2014年で130周年を迎えたエドックス。日本で開催された130周年記念イベントに出席するため来日した、スイス・エドックス社 取締役兼セールス&マーケティング ディレクターのクリスチャン・オッツにインタビューしました。
130周年を迎えた今の心境についてお聞かせください。
エドックスは130年の歴史を持つスイスでも数少ない時計ブランドです。19世紀、20世紀、21世紀と三世紀にも渡り、途切れることなく時計を製造し続けてきたことは驚くべきことです。先人が築いてきた“歴史”は買えるものではありませんから、何物にも代えがたい贈り物だと思っています。歴史なしに我々の未来は語れません。
エドックスの注目モデルとは?
創業130周年を迎えた記念に、エドックスを大きく飛躍させた歴史的モデルを復刻させました。 当時画期的だった200m防水の「デルフィン」、500m防水を実現した「ハイドロサブ」、世界50都市の時刻表示の「ジオスコープ」、そして現在世界でも最も人気のあり、130周年を記念して限定発売した「クロノオフショア1」です。
今、世界で一番売れているモデルは何ですか?
エドックスのフラッグシップモデルでもある「クロノオフショア1」ですね。クラスワン ワールドパワーボート チャンピオンシップの公式タイミングパートナーを務めたことから誕生したこのシリーズは、世界最速のレーシングボートを操縦するオフショアパイロットのために製作されました。 パワーボートにも使用されている、チタンやスティール、カーボンファイバー、耐傷性と耐水性に優れたハイテクセラミックなどを採用しています。
ご自身が愛用しているモデルは?
クラスワンの他に普段よく着けるのは、「クロノラリー」モデルです。タフでダイナミックなラリーの世界観を時計に反映したこのシリーズは、タフでスポーティーなケース、クリーンなデザイン、特大の赤いスタート&ストップボタンが特徴的で、プロのラリードライバーが運転しながらグローブを着用したまま操作できるよう設計されています。
高級時計の魅力とは?
私が幼い頃は、ネットも携帯電話もなく、時計は時間を知るためのマストアイテムでした。しかし、近年では、スマートフォンなどで時間が分かる時代です。 人と約束の時間に会うため、必ずしも時計は必要ではありません。にもかかわらず、世界の若者を含む多くの人々が“伝統ある高級時計”に惹かれ、手に入れたいと願うのは、機械式ムーブメントの正確な技術と複雑さに魅力を感じ、宝飾品や芸術のひとつとして価値を見出しているからなのでしょう。 時代のトレンドや世界の動向は日々目まぐるしい程変化していますが、ビジネスもショッピングもすべてインターネットで行うインターネット時代の今だからこそ、価値のある時計が必要とされているのだと思います。
今後の展望は?
伝統ある腕時計は、決してデジタルな世界に代えられるものではありません。例えブルートゥースや、ワイヤレス、ホットスポットでもです。 毎日充電する必要がなく、父から息子へ世代を超えて受け継ぐことができる伝統ある腕時計は、多機能コンピュータであってはなりません。時計は、時計であり続ける必要があります。それ以上でもそれ以下でもありません。 私は、先人が築いてきた時計製造の“伝統”に基づく姿勢や考え方が、エドックスの未来を示していると考えています。

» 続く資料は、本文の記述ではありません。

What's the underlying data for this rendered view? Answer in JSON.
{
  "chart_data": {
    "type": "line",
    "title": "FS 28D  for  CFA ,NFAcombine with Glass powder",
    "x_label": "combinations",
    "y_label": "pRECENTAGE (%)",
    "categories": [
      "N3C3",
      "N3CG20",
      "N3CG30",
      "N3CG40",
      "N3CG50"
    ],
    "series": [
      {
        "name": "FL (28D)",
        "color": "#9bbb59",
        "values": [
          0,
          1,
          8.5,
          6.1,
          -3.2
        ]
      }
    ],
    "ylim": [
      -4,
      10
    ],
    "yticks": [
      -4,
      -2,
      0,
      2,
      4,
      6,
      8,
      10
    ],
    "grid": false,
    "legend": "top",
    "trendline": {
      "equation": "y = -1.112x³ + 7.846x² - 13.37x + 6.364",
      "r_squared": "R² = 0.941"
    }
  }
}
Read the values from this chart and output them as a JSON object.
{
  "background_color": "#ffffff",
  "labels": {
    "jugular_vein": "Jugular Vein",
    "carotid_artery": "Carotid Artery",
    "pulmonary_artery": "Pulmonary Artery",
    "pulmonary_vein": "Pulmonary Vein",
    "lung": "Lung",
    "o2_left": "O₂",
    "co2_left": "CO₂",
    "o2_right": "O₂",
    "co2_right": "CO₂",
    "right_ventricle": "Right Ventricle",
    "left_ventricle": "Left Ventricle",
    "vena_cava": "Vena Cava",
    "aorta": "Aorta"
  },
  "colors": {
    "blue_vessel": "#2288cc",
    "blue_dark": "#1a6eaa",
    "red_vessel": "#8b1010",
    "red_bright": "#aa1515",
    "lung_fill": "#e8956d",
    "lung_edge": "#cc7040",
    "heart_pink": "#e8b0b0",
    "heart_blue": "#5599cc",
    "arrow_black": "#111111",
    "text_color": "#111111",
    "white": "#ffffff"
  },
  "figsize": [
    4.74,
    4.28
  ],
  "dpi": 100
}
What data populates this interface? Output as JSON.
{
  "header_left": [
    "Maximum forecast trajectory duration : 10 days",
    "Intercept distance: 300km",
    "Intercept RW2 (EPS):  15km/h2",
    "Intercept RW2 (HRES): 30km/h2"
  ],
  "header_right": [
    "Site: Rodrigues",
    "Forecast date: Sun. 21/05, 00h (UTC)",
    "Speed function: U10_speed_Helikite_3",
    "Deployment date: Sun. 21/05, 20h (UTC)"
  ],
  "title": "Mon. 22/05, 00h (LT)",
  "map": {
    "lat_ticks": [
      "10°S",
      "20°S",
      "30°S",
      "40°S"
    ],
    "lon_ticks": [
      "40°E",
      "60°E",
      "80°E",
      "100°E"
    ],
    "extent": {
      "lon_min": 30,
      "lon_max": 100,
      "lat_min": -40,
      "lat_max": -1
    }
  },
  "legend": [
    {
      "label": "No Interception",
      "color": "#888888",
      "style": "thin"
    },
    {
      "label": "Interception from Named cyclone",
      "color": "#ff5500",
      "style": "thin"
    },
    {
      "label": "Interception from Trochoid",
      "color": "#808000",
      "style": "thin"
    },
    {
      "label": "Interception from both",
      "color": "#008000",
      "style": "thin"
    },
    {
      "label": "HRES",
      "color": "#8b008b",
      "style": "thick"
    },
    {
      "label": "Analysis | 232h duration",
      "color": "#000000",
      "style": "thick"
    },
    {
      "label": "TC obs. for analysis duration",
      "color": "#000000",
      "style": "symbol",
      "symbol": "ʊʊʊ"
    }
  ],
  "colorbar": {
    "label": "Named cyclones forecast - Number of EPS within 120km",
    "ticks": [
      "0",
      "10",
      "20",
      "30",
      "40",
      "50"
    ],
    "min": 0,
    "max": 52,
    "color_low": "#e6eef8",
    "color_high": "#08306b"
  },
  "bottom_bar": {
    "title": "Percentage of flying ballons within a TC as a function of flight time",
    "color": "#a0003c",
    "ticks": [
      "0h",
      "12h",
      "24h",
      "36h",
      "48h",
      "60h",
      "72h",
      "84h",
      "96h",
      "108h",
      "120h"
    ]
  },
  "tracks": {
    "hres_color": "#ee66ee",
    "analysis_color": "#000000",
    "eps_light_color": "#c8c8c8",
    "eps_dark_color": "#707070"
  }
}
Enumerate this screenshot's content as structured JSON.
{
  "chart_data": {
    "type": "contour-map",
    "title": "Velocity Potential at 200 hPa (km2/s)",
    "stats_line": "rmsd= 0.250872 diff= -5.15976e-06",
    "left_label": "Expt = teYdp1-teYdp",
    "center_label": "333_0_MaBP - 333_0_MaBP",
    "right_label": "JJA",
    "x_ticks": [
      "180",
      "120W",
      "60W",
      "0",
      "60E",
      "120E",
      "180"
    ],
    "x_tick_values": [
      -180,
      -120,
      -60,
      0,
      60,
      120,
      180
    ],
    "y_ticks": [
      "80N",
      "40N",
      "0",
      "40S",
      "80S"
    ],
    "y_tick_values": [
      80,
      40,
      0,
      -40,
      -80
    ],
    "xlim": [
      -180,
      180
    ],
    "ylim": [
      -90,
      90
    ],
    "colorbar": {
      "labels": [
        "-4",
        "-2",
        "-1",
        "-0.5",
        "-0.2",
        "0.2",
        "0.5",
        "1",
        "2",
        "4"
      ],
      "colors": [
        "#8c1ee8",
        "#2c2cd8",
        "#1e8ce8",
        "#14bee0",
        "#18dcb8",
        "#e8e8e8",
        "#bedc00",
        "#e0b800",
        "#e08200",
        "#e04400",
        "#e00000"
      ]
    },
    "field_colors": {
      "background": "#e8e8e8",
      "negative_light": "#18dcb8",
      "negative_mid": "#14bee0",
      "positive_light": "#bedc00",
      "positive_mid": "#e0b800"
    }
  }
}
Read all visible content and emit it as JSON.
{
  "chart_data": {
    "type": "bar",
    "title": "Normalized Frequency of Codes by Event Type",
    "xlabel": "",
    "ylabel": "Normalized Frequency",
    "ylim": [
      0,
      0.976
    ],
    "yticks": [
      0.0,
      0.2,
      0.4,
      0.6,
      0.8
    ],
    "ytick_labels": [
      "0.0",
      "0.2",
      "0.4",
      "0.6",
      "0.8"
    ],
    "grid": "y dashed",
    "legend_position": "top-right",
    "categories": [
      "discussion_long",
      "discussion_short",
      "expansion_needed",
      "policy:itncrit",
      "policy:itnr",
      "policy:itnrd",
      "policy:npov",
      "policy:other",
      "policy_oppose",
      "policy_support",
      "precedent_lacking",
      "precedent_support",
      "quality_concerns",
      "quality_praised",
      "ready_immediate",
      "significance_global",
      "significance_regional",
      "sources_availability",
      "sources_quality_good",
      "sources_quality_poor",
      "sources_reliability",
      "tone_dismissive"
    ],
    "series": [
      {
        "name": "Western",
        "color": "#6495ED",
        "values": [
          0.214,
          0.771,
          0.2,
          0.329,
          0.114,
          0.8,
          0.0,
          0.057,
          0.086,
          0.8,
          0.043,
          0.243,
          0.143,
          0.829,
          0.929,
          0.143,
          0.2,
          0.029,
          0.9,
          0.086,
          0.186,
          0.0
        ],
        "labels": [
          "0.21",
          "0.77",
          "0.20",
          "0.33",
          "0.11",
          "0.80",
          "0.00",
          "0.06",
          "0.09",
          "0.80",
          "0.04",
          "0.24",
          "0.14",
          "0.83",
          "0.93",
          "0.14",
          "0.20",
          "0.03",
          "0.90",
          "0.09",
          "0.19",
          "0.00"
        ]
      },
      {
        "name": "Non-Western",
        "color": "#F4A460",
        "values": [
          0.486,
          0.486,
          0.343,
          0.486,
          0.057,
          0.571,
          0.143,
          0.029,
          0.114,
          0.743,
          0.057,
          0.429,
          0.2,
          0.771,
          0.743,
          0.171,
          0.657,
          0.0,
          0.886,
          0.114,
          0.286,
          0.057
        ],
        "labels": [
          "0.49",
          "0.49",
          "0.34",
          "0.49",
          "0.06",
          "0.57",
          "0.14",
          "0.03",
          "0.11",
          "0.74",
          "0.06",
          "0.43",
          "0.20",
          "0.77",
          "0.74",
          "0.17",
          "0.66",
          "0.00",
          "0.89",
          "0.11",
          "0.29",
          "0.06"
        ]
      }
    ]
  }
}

Christian Hotz / クリスチャン・オッツ Profile
エドックス社 取締役 兼 セールス&マーケティング ディレクター
長年の時計業界での経験を生かし、エドックスの新コレクションやプロジェクトを指揮。
マーケティング、デザイン、開発、世界戦略などエドックス全般を手掛けている。